Counting letters is a known blindspot in LLMs because of how tokenization works in most LLMs - they don't see individual letters. I'm not sure it's a valid test to make any far-reaching conclusions about their intelligence. It's like saying a blind person is an absolute dumbass just because they can't tell green from red.
The fact that reasoning models can count letters, even though they can't see individual letters, is actually pretty cool.
>Try real-world tests that cannot be covered by training data
If we don't allow a model to base its reasoning on the training data it's seen, what should it base it on? Clairvoyance? :)
> chancey guesses
The default sampling in most LLMs uses randomness to feel less robotic and repetitive, so it’s no surprise it makes “chancey guesses.” That’s literally what the system is programmed to do by default.
Yet they seem to be from many other tests (characters corrections or manipulation in texts, for example).
> The fact that reasoning models can count letters, even though they can't see individual letters
To a mind, every idea is a representation. But we want the processor to work reliably on them representations.
> If we don't allow a [mind] to base its reasoning on the training data it's seen, what should it base it on
On its reasoning and judgement over what it was told. You do not repeat what you heard, or you state that's what you heard (and provide sources).
> uses randomness
That is in a way a problem, a non-final fix - satisficing (Herb Simon) after random germs instead of constructing through a full optimality plan.
In the way I used the expression «chancey guesses» though I meant that guessing by chance when the right answer falls in a limited set ("how many letters in 'but'") is a weaker corroboration than when the right answer falls in a richer set ("how many letters in this sentence").
Most people act on gut instincts first as well. Gut instinct = first semi-random sample from experience (= training data). That's where all the logical fallacies come from. Things like the bat and the ball problem, where 95% people give an incorrect answer, because most of the time, people simply pattern-match too. It saves energy and works well 95% time. Just like reasoning LLMs, they can get to a correct answer if they increase their reasoning budget (but often they don't).
An LLM is a derivative of collective human knowledge, which is intrinsically unreliable itself. Most human concepts are ill-defined, fuzzy, very contextual. Human reasoning itself is flawed.

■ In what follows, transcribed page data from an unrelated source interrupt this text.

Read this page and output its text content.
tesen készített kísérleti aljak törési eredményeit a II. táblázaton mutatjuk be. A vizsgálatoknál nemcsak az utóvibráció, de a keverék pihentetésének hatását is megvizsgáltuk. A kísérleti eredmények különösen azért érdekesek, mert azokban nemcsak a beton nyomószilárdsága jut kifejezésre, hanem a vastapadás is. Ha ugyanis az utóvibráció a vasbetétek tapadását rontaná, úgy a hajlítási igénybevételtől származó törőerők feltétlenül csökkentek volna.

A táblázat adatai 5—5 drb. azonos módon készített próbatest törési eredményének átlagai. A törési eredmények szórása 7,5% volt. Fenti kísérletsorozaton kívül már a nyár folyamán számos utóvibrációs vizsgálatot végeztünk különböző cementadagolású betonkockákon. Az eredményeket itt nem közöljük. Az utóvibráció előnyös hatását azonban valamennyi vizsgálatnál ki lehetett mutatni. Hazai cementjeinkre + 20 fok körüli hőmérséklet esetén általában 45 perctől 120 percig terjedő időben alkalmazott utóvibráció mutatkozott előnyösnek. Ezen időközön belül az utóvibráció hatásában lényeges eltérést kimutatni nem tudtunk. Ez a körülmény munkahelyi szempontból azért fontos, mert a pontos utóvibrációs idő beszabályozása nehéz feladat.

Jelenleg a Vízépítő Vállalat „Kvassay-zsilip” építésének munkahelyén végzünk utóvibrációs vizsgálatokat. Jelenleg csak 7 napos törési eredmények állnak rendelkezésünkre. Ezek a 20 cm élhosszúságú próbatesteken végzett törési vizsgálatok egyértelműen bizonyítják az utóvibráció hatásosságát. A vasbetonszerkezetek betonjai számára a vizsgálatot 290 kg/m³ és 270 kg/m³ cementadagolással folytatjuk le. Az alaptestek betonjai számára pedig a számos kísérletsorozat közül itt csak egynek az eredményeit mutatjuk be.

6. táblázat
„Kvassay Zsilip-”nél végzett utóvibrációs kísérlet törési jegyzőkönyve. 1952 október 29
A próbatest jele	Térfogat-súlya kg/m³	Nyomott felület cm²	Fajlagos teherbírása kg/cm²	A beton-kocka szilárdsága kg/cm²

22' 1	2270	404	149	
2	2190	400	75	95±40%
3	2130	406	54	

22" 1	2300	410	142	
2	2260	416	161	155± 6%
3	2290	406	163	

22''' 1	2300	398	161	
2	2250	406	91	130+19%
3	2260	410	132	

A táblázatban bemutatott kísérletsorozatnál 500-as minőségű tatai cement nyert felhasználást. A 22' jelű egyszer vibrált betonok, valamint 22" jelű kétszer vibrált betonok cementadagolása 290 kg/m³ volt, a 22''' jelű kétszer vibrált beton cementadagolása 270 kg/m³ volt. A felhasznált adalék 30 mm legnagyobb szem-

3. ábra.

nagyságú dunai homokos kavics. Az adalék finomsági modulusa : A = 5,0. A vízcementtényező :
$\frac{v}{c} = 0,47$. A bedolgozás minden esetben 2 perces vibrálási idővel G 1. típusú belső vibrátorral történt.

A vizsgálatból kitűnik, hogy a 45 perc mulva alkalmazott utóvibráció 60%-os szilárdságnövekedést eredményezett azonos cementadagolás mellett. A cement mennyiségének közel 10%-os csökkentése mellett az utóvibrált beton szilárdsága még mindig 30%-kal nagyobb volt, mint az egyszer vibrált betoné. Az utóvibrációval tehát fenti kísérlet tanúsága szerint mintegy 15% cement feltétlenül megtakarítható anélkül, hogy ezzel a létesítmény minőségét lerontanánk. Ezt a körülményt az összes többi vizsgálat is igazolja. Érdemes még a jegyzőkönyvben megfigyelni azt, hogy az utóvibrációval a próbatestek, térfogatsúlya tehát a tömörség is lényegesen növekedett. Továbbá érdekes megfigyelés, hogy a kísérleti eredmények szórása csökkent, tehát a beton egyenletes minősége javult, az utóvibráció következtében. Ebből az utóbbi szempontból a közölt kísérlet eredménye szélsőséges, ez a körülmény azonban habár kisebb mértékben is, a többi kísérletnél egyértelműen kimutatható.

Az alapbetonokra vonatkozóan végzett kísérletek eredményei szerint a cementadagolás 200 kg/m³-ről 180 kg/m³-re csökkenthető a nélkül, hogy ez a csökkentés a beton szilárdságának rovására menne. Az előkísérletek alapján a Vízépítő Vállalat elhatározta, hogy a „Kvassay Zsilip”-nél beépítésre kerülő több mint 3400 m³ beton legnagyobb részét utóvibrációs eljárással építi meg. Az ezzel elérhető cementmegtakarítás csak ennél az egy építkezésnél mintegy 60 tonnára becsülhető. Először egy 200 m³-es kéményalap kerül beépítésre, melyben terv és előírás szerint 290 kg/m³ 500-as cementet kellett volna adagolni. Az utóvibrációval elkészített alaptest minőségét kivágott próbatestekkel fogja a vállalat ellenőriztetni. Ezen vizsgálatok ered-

I'm not sure why people expect 100% reliability from a language model that is based on human representations which themselves cannot realistically be 100% reliable and perfectly well-defined.

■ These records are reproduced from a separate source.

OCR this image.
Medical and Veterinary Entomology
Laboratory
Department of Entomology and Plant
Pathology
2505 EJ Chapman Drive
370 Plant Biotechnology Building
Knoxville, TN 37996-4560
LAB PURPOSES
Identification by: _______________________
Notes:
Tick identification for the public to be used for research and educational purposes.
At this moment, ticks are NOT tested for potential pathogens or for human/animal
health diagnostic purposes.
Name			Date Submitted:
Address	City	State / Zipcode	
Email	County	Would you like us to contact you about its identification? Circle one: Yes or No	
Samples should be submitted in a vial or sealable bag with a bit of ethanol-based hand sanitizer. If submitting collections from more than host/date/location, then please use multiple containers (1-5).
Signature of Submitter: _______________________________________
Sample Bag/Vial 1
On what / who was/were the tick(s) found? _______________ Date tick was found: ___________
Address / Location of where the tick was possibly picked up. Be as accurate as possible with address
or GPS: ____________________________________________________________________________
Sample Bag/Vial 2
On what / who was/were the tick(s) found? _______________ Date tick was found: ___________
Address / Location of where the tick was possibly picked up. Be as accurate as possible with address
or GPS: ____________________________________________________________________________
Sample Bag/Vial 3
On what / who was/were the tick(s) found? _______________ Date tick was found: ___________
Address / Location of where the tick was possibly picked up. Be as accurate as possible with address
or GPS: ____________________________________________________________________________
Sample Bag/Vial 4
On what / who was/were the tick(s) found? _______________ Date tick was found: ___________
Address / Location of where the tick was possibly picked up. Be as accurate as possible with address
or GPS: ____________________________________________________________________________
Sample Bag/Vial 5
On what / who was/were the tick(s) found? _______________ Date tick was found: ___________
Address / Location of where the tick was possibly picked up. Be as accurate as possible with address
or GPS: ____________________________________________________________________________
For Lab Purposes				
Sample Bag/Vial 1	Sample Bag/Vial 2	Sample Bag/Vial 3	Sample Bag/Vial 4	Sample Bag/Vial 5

If we want better reliability, we need a combination of tools: a "human mind model", which is intrinsically unreliable, plus a set of programmatic tools (say, like a human would use a calculator or a program to verify their results). I don't know if we can make something which works with human concepts and is 100% reliable in principle. Can a "lesser" mind create a "greater" mind, one free of human limitations? I think it's an open question.
And we do not hire «most people» as consultants intentionally. We want to ask those intellectually diligent and talented.
> language model that is based on human representations
The machine is made to process the input - not to "intake" it. To create a mocker of average-joe would be an anti-service in both that * the project was to build a processor and * we refrain to ask average-joe. The plan can never have meant to be what you described, the mockery of mediocrity.
> we want better reliability
We want the implementation of a well performing mind - of intelligence. What you described is the "incompetent mind", the habitual fool - the «human mind model» is prescriptive based on what the properly used mind can do, not descriptive on what sloppy weak minds do.
> Can a "lesser" mind create a "greater" mind
Nothing says it could not.
> one free of human limitations
Very certainly yes, we can build things with more time, more energy, more efficiency, more robustness etc. than humans.
I did include granite (8b) in my mentioned tests. You suggest granite-3.3-2b-instruct, no prob.
llama-cli -m granite-3.3-2b-instruct-Q5_K_S.gguf --seed 1 -sys "Count the words in the input text; count the 'a' letters in the input text; count the five-letter words in the input text" -p "If you’re tucking into a chicken curry or a beef steak, it’s safe to assume that the former has come from a chicken, the latter from a cow"
response:
- Words in the input text: 18
- 'a' letters in the input text: 8
- Five-letter words in the input text: 2 (tucking, into)
No, DeepSeek also fails. (It worked in your test - it failed in similar others.)
(And note that DeepSeek can be very dumb - in practice, as experienced in our practice, and in standard tests, where it shows an ~80 IQ, where with other tools we achieved ~120 IQ (trackingai.org). DeepSeek was in important step, a demonstration of potential for efficiency, a gift - but it is still part of the collective work in progress.)